Sempre que possível, as amostras devem ser obtidas antes de se administrar antibióticos. As análises serológicas detetam anticorpos contra ambas as espécies de Anaplasma.2 Podem ser qualitativas ou quantitativas, sendo as últimas mais sensíveis e específicas.1 A presença de anticorpos em animais saudáveis deve ser interpretada como contacto com o agente patogénico e não necessariamente uma doença incipiente.1,2 Um título de anticorpos elevado num doente com sinais compatíveis sugere doença ativa, mas, em casos agudos ou durante o período de incubação, é possível obter resultados negativos se as amostras forem colhidas antes da seroconversão.
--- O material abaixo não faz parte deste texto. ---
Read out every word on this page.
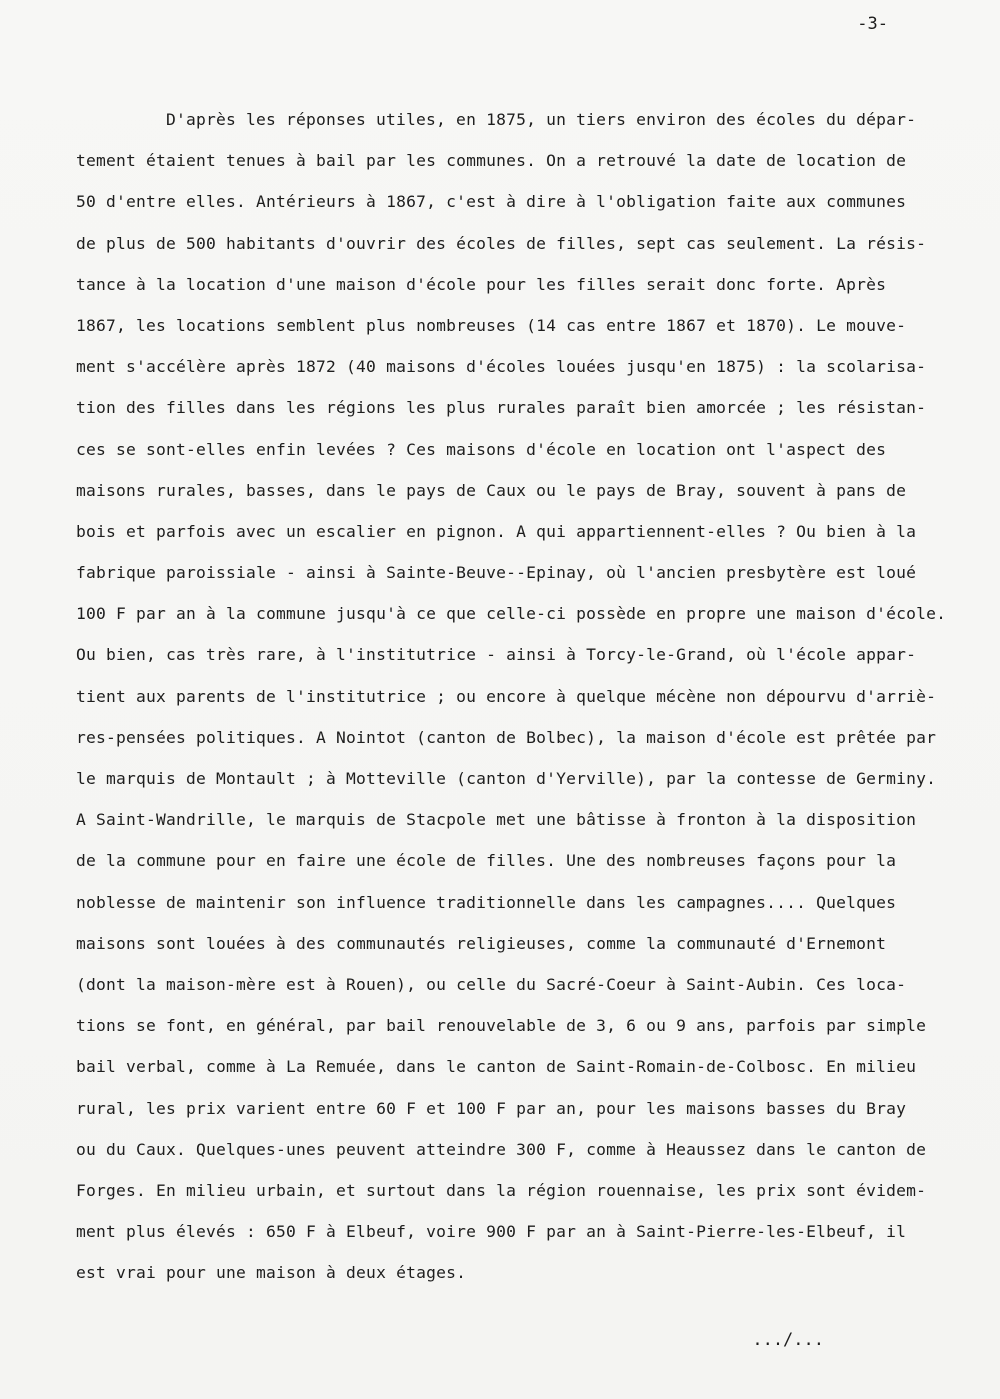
-3-
D'après les réponses utiles, en 1875, un tiers environ des écoles du dépar-
tement étaient tenues à bail par les communes. On a retrouvé la date de location de
50 d'entre elles. Antérieurs à 1867, c'est à dire à l'obligation faite aux communes
de plus de 500 habitants d'ouvrir des écoles de filles, sept cas seulement. La résis-
tance à la location d'une maison d'école pour les filles serait donc forte. Après
1867, les locations semblent plus nombreuses (14 cas entre 1867 et 1870). Le mouve-
ment s'accélère après 1872 (40 maisons d'écoles louées jusqu'en 1875) : la scolarisa-
tion des filles dans les régions les plus rurales paraît bien amorcée ; les résistan-
ces se sont-elles enfin levées ? Ces maisons d'école en location ont l'aspect des
maisons rurales, basses, dans le pays de Caux ou le pays de Bray, souvent à pans de
bois et parfois avec un escalier en pignon. A qui appartiennent-elles ? Ou bien à la
fabrique paroissiale - ainsi à Sainte-Beuve--Epinay, où l'ancien presbytère est loué
100 F par an à la commune jusqu'à ce que celle-ci possède en propre une maison d'école.
Ou bien, cas très rare, à l'institutrice - ainsi à Torcy-le-Grand, où l'école appar-
tient aux parents de l'institutrice ; ou encore à quelque mécène non dépourvu d'arriè-
res-pensées politiques. A Nointot (canton de Bolbec), la maison d'école est prêtée par
le marquis de Montault ; à Motteville (canton d'Yerville), par la contesse de Germiny.
A Saint-Wandrille, le marquis de Stacpole met une bâtisse à fronton à la disposition
de la commune pour en faire une école de filles. Une des nombreuses façons pour la
noblesse de maintenir son influence traditionnelle dans les campagnes.... Quelques
maisons sont louées à des communautés religieuses, comme la communauté d'Ernemont
(dont la maison-mère est à Rouen), ou celle du Sacré-Coeur à Saint-Aubin. Ces loca-
tions se font, en général, par bail renouvelable de 3, 6 ou 9 ans, parfois par simple
bail verbal, comme à La Remuée, dans le canton de Saint-Romain-de-Colbosc. En milieu
rural, les prix varient entre 60 F et 100 F par an, pour les maisons basses du Bray
ou du Caux. Quelques-unes peuvent atteindre 300 F, comme à Heaussez dans le canton de
Forges. En milieu urbain, et surtout dans la région rouennaise, les prix sont évidem-
ment plus élevés : 650 F à Elbeuf, voire 900 F par an à Saint-Pierre-les-Elbeuf, il
est vrai pour une maison à deux étages.
.../...
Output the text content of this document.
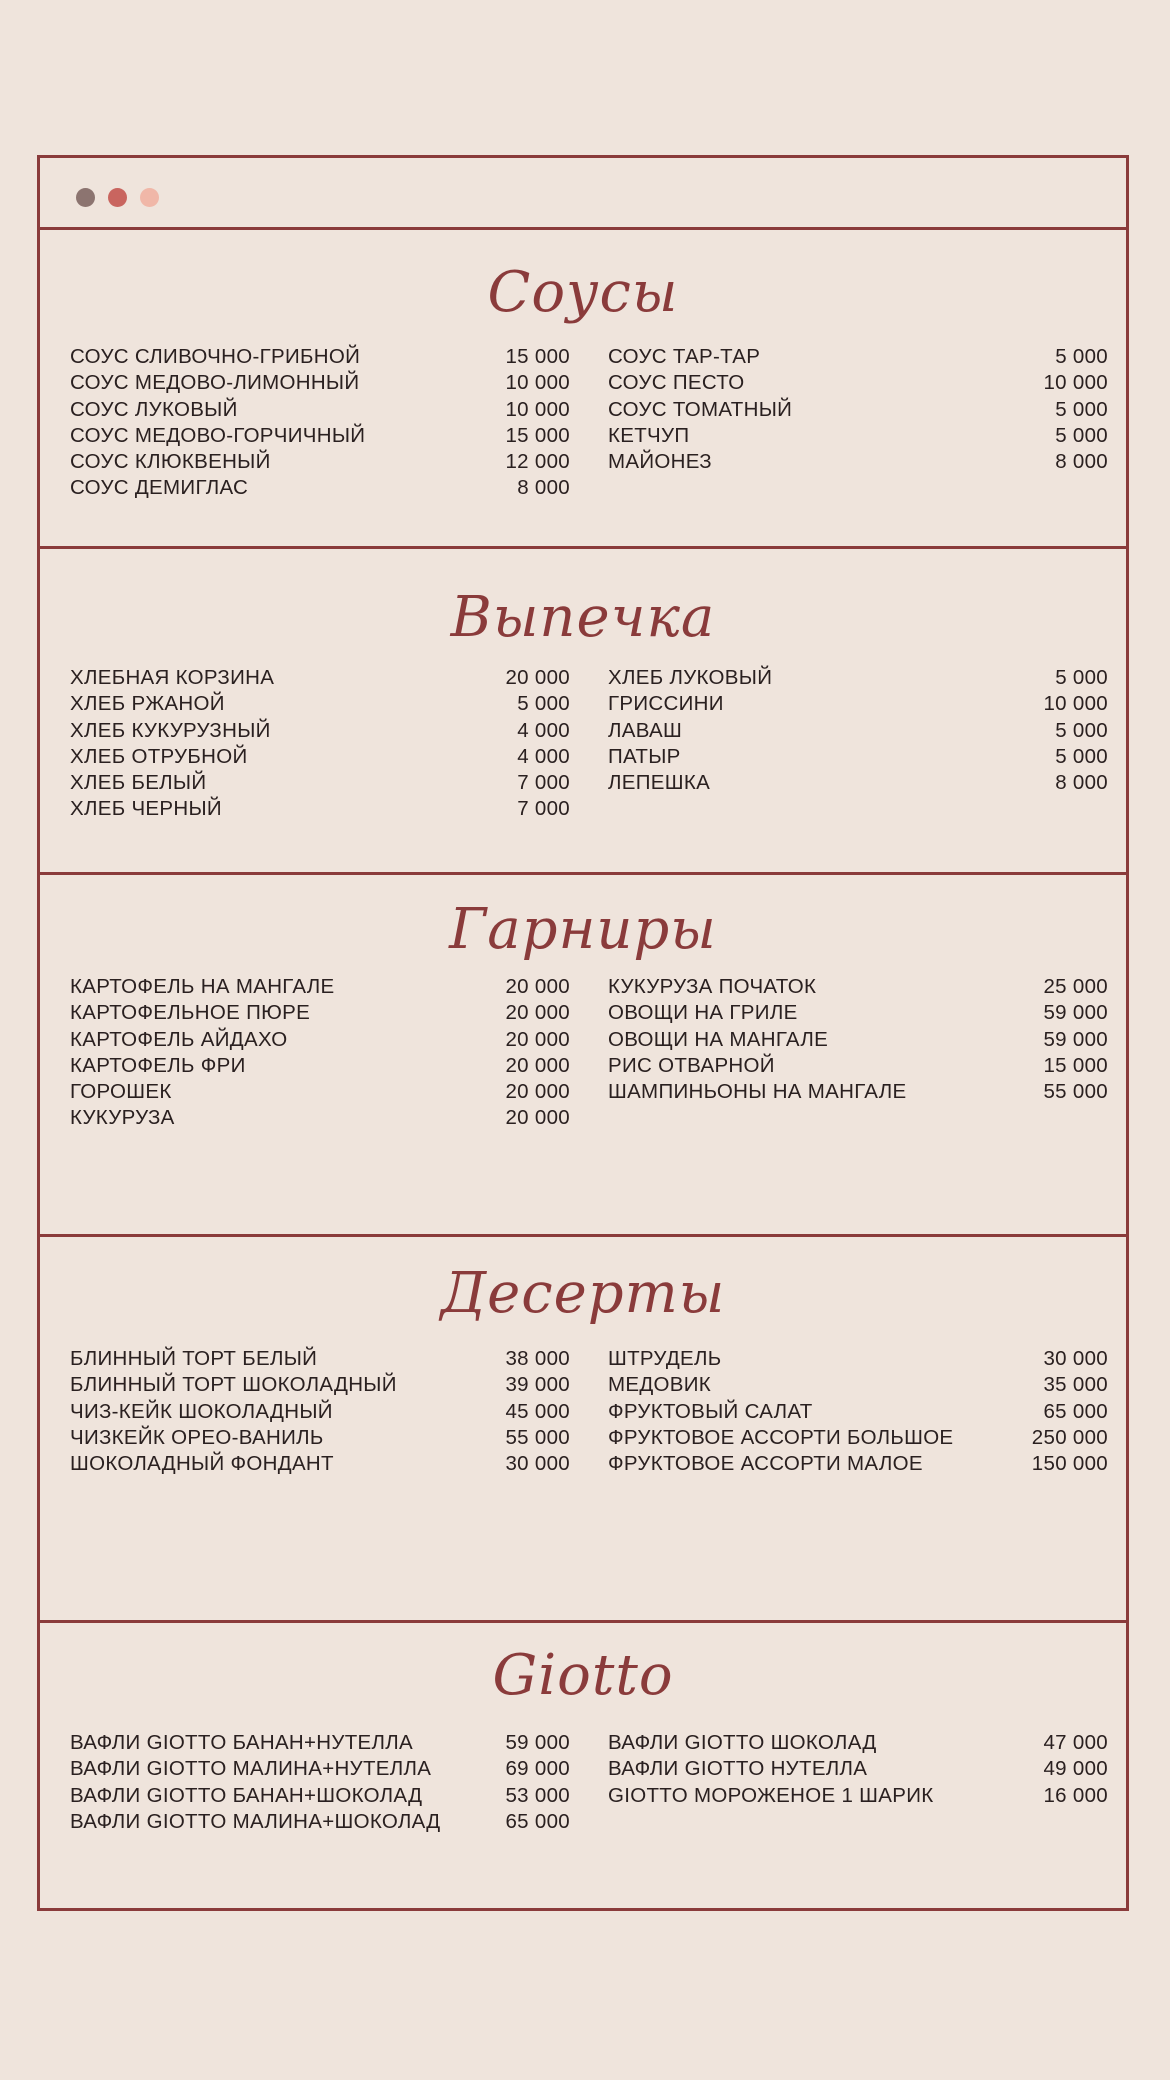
Соусы
СОУС СЛИВОЧНО-ГРИБНОЙ	15 000
СОУС МЕДОВО-ЛИМОННЫЙ	10 000
СОУС ЛУКОВЫЙ	10 000
СОУС МЕДОВО-ГОРЧИЧНЫЙ	15 000
СОУС КЛЮКВЕНЫЙ	12 000
СОУС ДЕМИГЛАС	8 000
СОУС ТАР-ТАР	5 000
СОУС ПЕСТО	10 000
СОУС ТОМАТНЫЙ	5 000
КЕТЧУП	5 000
МАЙОНЕЗ	8 000
Выпечка
ХЛЕБНАЯ КОРЗИНА	20 000
ХЛЕБ РЖАНОЙ	5 000
ХЛЕБ КУКУРУЗНЫЙ	4 000
ХЛЕБ ОТРУБНОЙ	4 000
ХЛЕБ БЕЛЫЙ	7 000
ХЛЕБ ЧЕРНЫЙ	7 000
ХЛЕБ ЛУКОВЫЙ	5 000
ГРИССИНИ	10 000
ЛАВАШ	5 000
ПАТЫР	5 000
ЛЕПЕШКА	8 000
Гарниры
КАРТОФЕЛЬ НА МАНГАЛЕ	20 000
КАРТОФЕЛЬНОЕ ПЮРЕ	20 000
КАРТОФЕЛЬ АЙДАХО	20 000
КАРТОФЕЛЬ ФРИ	20 000
ГОРОШЕК	20 000
КУКУРУЗА	20 000
КУКУРУЗА ПОЧАТОК	25 000
ОВОЩИ НА ГРИЛЕ	59 000
ОВОЩИ НА МАНГАЛЕ	59 000
РИС ОТВАРНОЙ	15 000
ШАМПИНЬОНЫ НА МАНГАЛЕ	55 000
Десерты
БЛИННЫЙ ТОРТ БЕЛЫЙ	38 000
БЛИННЫЙ ТОРТ ШОКОЛАДНЫЙ	39 000
ЧИЗ-КЕЙК ШОКОЛАДНЫЙ	45 000
ЧИЗКЕЙК ОРЕО-ВАНИЛЬ	55 000
ШОКОЛАДНЫЙ ФОНДАНТ	30 000
ШТРУДЕЛЬ	30 000
МЕДОВИК	35 000
ФРУКТОВЫЙ САЛАТ	65 000
ФРУКТОВОЕ АССОРТИ БОЛЬШОЕ	250 000
ФРУКТОВОЕ АССОРТИ МАЛОЕ	150 000
Giotto
ВАФЛИ GIOTTO БАНАН+НУТЕЛЛА	59 000
ВАФЛИ GIOTTO МАЛИНА+НУТЕЛЛА	69 000
ВАФЛИ GIOTTO БАНАН+ШОКОЛАД	53 000
ВАФЛИ GIOTTO МАЛИНА+ШОКОЛАД	65 000
ВАФЛИ GIOTTO ШОКОЛАД	47 000
ВАФЛИ GIOTTO НУТЕЛЛА	49 000
GIOTTO МОРОЖЕНОЕ 1 ШАРИК	16 000
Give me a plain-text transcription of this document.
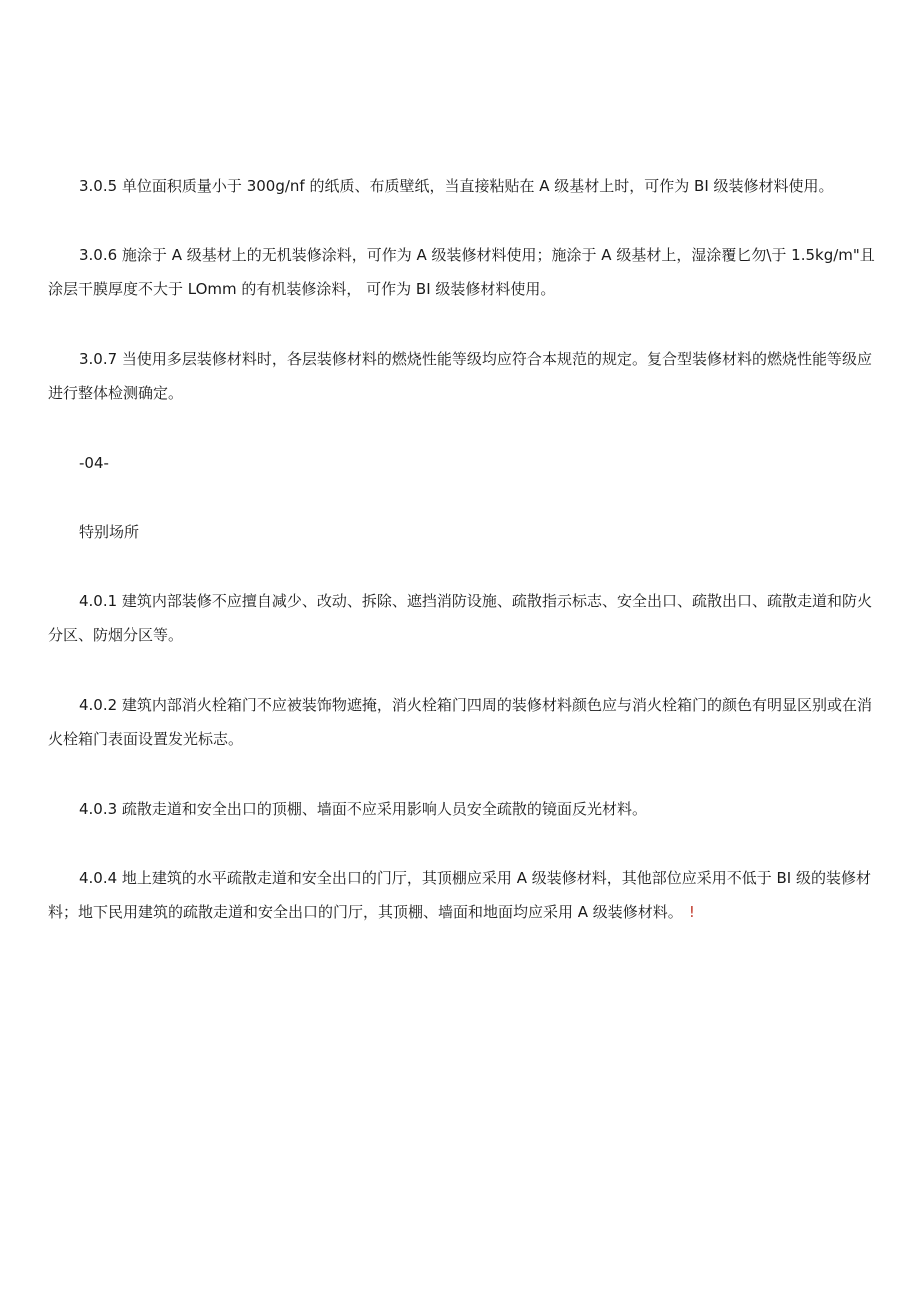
3.0.5 单位面积质量小于 300g∕nf 的纸质、布质壁纸，当直接粘贴在 A 级基材上时，可作为 BI 级装修材料使用。

3.0.6 施涂于 A 级基材上的无机装修涂料，可作为 A 级装修材料使用；施涂于 A 级基材上，湿涂覆匕勿\于 1.5kg∕m"且涂层干膜厚度不大于 LOmm 的有机装修涂料， 可作为 BI 级装修材料使用。

3.0.7 当使用多层装修材料时，各层装修材料的燃烧性能等级均应符合本规范的规定。复合型装修材料的燃烧性能等级应进行整体检测确定。

-04-

特别场所

4.0.1 建筑内部装修不应擅自减少、改动、拆除、遮挡消防设施、疏散指示标志、安全出口、疏散出口、疏散走道和防火分区、防烟分区等。

4.0.2 建筑内部消火栓箱门不应被装饰物遮掩，消火栓箱门四周的装修材料颜色应与消火栓箱门的颜色有明显区别或在消火栓箱门表面设置发光标志。

4.0.3 疏散走道和安全出口的顶棚、墙面不应采用影响人员安全疏散的镜面反光材料。

4.0.4 地上建筑的水平疏散走道和安全出口的门厅，其顶棚应采用 A 级装修材料，其他部位应采用不低于 BI 级的装修材料；地下民用建筑的疏散走道和安全出口的门厅，其顶棚、墙面和地面均应采用 A 级装修材料。 !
Um estudo demonstrou que 44% dos cães clinicamente doentes infetados por A. phagocytophilum eram seronegativos no momento da apresentação.9 Nestes casos, o diagnóstico pode ser confirmado demonstrando-se a seroconversão em doentes convalescentes ou através de PCR. Uma PCR+ indica a presença de material genético do agente patogénico, o que, juntamente com um quadro clínico compatível, sugere infeção ativa. Um resultado negativo exclui a presença do agente patogénico na amostra analisada, mas não exclui a infeção.
Tratamento
A doxiciclina (10 mg/kg/24 horas/14-28 dias) é considerada o tratamento de eleição das infeções por A. phagocytophilum em cães, observando-se uma melhoria clínica normalmente nas primeiras 48 horas.1,2,9 Nas infeções por A. Platys pode ser suficiente um tratamento de 8-10 dias. Outros antibióticos que poderão ter alguma eficácia contra Anaplasma em cães incluem as fluoroquinolonas e a rifampicina.1-2
Conclusões
As bactérias do género Anaplasma podem causar doença no cão. Na maioria dos casos, o diagnóstico é estabelecido com base no quadro clínico e nos resultados da serologia ou PCR. A doxiciclina é o tratamento de eleição para estas doenças.